Congress wanted regular reports from its captains. Some, like Barry, rarely wrote at all, often due to their lack of formal education. But Jones loved to write, viewing every addressee as a potential pen pal. After mentioning that the Sea Nymph’s turtle was earmarked for Morris’s dinner table “with Great Esteem,” Jones sailed up the Gulf Stream.2
Three days after Jones sent Morris’s turtle to Philadelphia, a man-made turtle made history.
David Bushnell was a Connecticut farmer who decided to try college at age thirty-one, attending Yale in 1771. Many of his c
lassmates were half his age. Bushnell aspired to be a great inventor like his hero, Benjamin Franklin. Water was Bushnell’s element and laboratory. While at Yale he made news, proving that gunpowder “could take fire underwater” (i.e., explode). With witnesses looking on, he attached a wooden pipe to a hogshead filled with gunpowder and stones, sank it in a pond, and dropped a match into the pipe. The ensuing explosion surprised everyone but Bushnell.

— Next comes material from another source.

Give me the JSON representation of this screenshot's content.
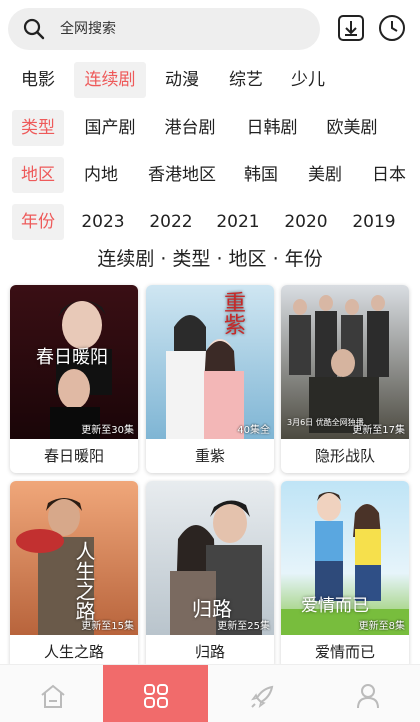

Five years later, the arrival of the British army and navy in New York harbor gave Bushnell the chance to test his greatest invention, his “Submarine Vessel,” which
Bore some resemblance to two upper tortoise shells of equal size, joined together . . . the opening, made by the swell of the shells . . . the inside capable of containing the Operator, and air, sufficient to supply him, thirty minutes . . . a quantity of lead for ballast . . . an oar, for rowing . . . a rudder for steering . . . two brass pumps . . . A Watergage . . . determined the depth of descent . . . a compass . . . & a ventilator.3
Bushnell called his invention the Turtle. The entrance to the submarine was so narrow that only a small man could get inside. Three round doors let in air while the sub was on the surface, and small glass windows admitted light. A compass marked with phosphorous allowed Bushnell to read it when the contraption was submerged. Iron hoops, tar, and caulk sealed it. The Turtle submerged when a valve at his feet let in water and rose when a pump flushed her out; a tiller controlled the rudder, and cranks operated the paddles that sent her up and down, back and forth. She was pure Yankee ingenuity.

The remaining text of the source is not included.